C:\Users\Mike>powershell -File -
PS C:\Users\Mike>For some reason putty works but iTerm has the backspace issue. Putty user: what's your $TERM?
Ctrl H works as a workaround BTW.
1. Userify cloud ssh key mgmt - https://userify.com
Now that I'm thinking about this, anybody know how they're doing public key authentication for domain accounts at all? If you don't use a password to logon, how are you supposed to get a Kerberos ticket to use domain network resources?
Also, you probably want PowerShell if you manage a windows system remotely. (Ok, you specifically maybe not, but many users do)
If all they did was make or back an official POSIX environment, all of this comes for free.

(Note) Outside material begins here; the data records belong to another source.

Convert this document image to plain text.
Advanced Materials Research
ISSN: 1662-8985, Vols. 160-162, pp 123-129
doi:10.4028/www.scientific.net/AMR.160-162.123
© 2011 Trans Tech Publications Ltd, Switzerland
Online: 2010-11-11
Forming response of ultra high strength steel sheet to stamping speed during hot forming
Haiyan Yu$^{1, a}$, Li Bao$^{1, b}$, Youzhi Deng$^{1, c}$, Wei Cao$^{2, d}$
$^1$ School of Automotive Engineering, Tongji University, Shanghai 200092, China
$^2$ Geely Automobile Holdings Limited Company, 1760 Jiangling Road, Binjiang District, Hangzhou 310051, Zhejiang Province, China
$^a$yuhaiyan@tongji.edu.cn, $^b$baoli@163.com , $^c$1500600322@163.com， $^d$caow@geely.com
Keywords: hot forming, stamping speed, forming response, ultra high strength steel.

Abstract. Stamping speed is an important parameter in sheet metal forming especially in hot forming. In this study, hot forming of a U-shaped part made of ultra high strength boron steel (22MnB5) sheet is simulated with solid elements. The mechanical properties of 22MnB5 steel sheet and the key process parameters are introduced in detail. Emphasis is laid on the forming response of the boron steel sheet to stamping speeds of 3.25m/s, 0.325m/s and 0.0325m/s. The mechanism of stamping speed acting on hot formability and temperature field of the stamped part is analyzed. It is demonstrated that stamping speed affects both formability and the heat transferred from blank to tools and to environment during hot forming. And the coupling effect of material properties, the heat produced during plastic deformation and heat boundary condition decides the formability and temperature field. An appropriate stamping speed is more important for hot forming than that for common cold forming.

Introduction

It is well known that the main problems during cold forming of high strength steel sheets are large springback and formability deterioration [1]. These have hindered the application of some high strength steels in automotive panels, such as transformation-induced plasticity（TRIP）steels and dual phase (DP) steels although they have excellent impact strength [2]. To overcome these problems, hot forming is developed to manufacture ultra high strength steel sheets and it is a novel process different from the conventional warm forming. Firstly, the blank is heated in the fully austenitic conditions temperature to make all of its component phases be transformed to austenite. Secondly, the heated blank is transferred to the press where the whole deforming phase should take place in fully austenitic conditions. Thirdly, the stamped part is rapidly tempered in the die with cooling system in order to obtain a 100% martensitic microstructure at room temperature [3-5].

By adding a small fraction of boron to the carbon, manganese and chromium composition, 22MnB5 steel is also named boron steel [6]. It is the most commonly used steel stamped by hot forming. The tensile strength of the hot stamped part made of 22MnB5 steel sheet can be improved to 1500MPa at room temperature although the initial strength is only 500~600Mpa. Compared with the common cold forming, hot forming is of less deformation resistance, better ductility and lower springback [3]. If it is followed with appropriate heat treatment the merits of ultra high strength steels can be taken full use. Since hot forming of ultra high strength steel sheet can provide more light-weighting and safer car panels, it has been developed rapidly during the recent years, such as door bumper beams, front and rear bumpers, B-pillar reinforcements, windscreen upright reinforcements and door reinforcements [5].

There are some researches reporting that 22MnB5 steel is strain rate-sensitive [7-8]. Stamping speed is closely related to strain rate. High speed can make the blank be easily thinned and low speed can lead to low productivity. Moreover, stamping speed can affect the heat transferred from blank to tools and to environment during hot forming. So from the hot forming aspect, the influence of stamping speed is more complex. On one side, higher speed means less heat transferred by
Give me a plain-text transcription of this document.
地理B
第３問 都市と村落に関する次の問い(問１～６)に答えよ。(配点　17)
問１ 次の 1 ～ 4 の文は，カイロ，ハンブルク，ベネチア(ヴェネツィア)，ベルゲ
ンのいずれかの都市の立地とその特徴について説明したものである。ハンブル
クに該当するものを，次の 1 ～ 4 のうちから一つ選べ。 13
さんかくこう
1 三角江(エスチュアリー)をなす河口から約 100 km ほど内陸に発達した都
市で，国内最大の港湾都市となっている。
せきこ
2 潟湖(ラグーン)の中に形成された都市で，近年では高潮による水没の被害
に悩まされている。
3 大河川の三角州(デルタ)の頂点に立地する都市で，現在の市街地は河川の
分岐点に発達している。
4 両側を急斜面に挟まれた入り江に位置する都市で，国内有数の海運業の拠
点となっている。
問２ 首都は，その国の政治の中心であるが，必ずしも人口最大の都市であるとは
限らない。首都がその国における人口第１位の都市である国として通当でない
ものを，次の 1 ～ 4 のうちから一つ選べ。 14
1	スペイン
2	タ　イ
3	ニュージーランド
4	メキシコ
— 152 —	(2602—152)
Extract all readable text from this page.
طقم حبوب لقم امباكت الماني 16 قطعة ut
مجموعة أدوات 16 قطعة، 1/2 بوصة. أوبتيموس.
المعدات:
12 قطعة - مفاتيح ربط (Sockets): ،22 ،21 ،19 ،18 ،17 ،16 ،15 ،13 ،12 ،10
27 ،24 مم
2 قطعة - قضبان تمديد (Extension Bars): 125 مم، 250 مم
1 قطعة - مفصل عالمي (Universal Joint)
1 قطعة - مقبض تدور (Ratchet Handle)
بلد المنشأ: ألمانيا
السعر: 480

Insisting that PowerShell be the focal point for all these changes is just bizarre.
Just install msys2.
It's only "half bad" (if that even) because while the whole world moved on from Windows to Unix (OSX, Linux), Microsoft dug their heels in. Think of it as paying down long overdue technical debt.
I mean, I get that coming from the other direction, powershell seems like a nice treat. And if you use it, colour me impressed. I know in some cases, it's the only option for doing script work on Windows machines. But there is a much bigger and more sane ecosystem waiting if MS just rallied around SFU again. Probably cheaper too, tell the investors that.
So in short, using a posix shell would mean getting rid of all of the work MS has put into an insanely flexible command environment over the past several years. Insisting on posix just denies the flexibility to experiment and develop something which serves a different problem set, or approaches a problem from a new angle.
msys2 still can't overcome some of the limitations of mintty so it kinda makes sense.
More choice in this case isn't a bad thing.
Most of the scriptable administration tools (which are being heavily promoted as the primary way to administer Windows boxes these days) are PowerShell based, the tools for talking to Azure are PowerShell based, the new package manager in Windows 10 is PowerShell based, etcetera.
OpenSSH isn't being ported to Windows to make Windows overall more POSIXish; it's being ported to make managing Windows boxen from POSIX ones easier, and vice versa.
I wish msys2 would figure out how to port Cygwin's sshd, or figure out how to use Microsoft's new one to give me a msys2'ed zsh prompt instead of Powershell.
As for Cygwin's sshd, we don't want to step their toes any more than we already have.